特に書くこともありませんが。ローライ二眼レフの通常作業をしています。ローライフレックス3.5Fですが、シャッタースピードと絞りを連動(露出計)させるディファレンシャルギヤ。車のデフギヤのミニチュアみたいです。歯車の位置を正確に合わせないと動ぎません。
こちらはローライコード。個体の中にはチャージレバーの作動が非常に重い(渋い)個体があります。清掃とグリス塗布をしておきます。
革ケース入りの個体なので非常にきれいなのですが、どこかに当てて塗装剥離があります。
ローライフレックス・スタンダードは1932(昭和7年)となっていますね。零戦は1940(昭和15年)正式採用ですからそれより古いカメラを本気で使おうという方が居るのが不思議です。ビュー・テイクともレンズは曇っちゃっています。これ落ちそうもありません・・
一番の問題はシャッターは辛うじて切れるが中低速が全く利かない。BやTが作動しない。点検するとスローガバナーががっちり固着して動きません。スローガバナーは一種の時計ですので、零戦の計器盤に付いている航空時計を直せと言われているようなもの。
だってこれだよ。軸の固着を剥がせても、アンクルとガンギ車の微妙で精密な作動が出来るわけがない。
次の問題。BとTが作動しない。シャッター羽根の動きとここが悪い。
問題はビューレンズ。後玉の後端がなぜか潰されていて後玉のリングナットが途中までしか外れてこない。
まぁ、出来るところまでということで・・完成したシャッターを前面ボードに取り付けます。
ローライフレックス・オリジナルでは前面ボードの繰り出し軸が3点で強度不足であったものがスタンダードでは4点となって改良されていますね。
スクリーンは水準器部分は素通しで残し他の部分をブラストしています。
水準器はバネ線のホルダーに支持されていてスクリーンに密着する構造です。
フィルムカウンターの復帰はこのボタンというかピンを押し込みます。巻上げレバーは真鍮板の打ち抜き製で、出っ張りがなく本体にピタッと添ってスッキリしています。

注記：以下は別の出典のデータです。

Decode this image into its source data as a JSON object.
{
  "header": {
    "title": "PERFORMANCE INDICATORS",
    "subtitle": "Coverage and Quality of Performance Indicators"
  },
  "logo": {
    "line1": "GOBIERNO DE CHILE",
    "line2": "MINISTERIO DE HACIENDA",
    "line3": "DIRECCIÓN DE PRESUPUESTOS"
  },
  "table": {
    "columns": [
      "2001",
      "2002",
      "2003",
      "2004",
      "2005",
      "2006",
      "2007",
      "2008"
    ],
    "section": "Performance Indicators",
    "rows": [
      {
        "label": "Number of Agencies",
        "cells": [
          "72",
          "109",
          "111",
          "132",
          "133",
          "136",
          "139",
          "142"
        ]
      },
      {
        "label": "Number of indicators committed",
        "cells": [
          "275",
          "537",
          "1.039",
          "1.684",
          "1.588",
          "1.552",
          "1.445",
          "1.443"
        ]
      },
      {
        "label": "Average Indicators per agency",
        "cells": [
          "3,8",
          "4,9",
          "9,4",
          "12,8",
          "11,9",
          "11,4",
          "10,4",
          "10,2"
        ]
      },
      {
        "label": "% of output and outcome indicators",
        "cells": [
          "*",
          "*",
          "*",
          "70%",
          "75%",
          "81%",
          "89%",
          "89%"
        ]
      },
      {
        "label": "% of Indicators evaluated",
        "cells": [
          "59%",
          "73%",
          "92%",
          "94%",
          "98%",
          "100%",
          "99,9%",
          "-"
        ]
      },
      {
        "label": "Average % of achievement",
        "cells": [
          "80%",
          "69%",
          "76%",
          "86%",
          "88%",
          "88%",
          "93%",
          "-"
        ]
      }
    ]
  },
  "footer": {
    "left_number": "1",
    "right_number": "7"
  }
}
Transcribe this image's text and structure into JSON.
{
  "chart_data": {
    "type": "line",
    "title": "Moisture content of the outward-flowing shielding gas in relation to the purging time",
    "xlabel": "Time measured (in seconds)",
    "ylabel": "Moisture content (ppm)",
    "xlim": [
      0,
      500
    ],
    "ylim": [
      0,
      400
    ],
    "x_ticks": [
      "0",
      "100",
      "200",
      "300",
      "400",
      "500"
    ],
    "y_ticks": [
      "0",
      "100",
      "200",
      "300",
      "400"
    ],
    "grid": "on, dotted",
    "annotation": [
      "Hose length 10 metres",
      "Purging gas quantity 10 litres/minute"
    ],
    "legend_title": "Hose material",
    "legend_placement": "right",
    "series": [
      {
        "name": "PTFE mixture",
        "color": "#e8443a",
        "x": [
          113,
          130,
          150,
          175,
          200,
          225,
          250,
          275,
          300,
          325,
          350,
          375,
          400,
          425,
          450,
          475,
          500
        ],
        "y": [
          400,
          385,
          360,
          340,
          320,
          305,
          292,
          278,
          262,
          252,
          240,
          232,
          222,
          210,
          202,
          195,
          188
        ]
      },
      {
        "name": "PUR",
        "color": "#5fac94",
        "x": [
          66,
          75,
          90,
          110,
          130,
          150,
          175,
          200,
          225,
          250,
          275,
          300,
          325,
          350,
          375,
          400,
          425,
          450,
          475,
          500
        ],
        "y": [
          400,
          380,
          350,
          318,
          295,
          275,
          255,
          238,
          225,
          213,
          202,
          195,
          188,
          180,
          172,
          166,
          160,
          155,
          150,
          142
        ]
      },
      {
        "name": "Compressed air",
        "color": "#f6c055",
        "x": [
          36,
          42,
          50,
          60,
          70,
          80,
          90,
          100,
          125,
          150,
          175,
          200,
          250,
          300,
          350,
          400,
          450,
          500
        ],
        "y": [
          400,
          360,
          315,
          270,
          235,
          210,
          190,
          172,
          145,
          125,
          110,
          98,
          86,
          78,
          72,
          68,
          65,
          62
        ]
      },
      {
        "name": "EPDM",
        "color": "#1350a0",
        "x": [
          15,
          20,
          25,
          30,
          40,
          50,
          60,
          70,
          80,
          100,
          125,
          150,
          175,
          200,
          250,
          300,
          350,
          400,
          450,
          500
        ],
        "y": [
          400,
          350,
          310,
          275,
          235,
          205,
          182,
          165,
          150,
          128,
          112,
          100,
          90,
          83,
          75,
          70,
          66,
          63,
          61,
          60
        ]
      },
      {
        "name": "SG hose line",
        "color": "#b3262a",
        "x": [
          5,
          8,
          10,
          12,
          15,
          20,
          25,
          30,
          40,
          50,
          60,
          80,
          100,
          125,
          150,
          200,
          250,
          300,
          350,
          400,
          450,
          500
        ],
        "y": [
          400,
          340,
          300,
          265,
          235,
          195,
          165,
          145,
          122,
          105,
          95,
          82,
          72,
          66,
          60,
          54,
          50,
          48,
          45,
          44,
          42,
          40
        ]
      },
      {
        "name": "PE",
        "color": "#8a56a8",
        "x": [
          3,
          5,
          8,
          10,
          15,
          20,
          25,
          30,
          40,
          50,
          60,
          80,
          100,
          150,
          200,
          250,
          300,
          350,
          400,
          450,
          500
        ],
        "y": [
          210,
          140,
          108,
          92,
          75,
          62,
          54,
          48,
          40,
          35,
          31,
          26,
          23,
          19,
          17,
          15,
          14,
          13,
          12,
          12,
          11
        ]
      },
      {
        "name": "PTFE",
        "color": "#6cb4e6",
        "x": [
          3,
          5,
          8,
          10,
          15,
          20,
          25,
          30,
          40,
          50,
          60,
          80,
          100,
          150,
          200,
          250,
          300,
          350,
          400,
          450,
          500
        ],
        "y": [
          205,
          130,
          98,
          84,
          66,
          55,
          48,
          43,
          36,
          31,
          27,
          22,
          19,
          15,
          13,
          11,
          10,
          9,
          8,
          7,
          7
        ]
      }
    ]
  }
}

昭和7年と言えば零戦どころか零戦の64機撃墜王、坂井三郎氏が実戦配置前の延長教育で使用した複葉機の九〇式艦上戦闘機が採用された年ですね。同時期にドイツよりOPL(光像)式の射爆照準器も入って来ました(冨岡光学などでコピー)から光学兵器では日本は全く後れを取っていた時代で、このカメラも大変高価で貴重なものだったのでしょうね。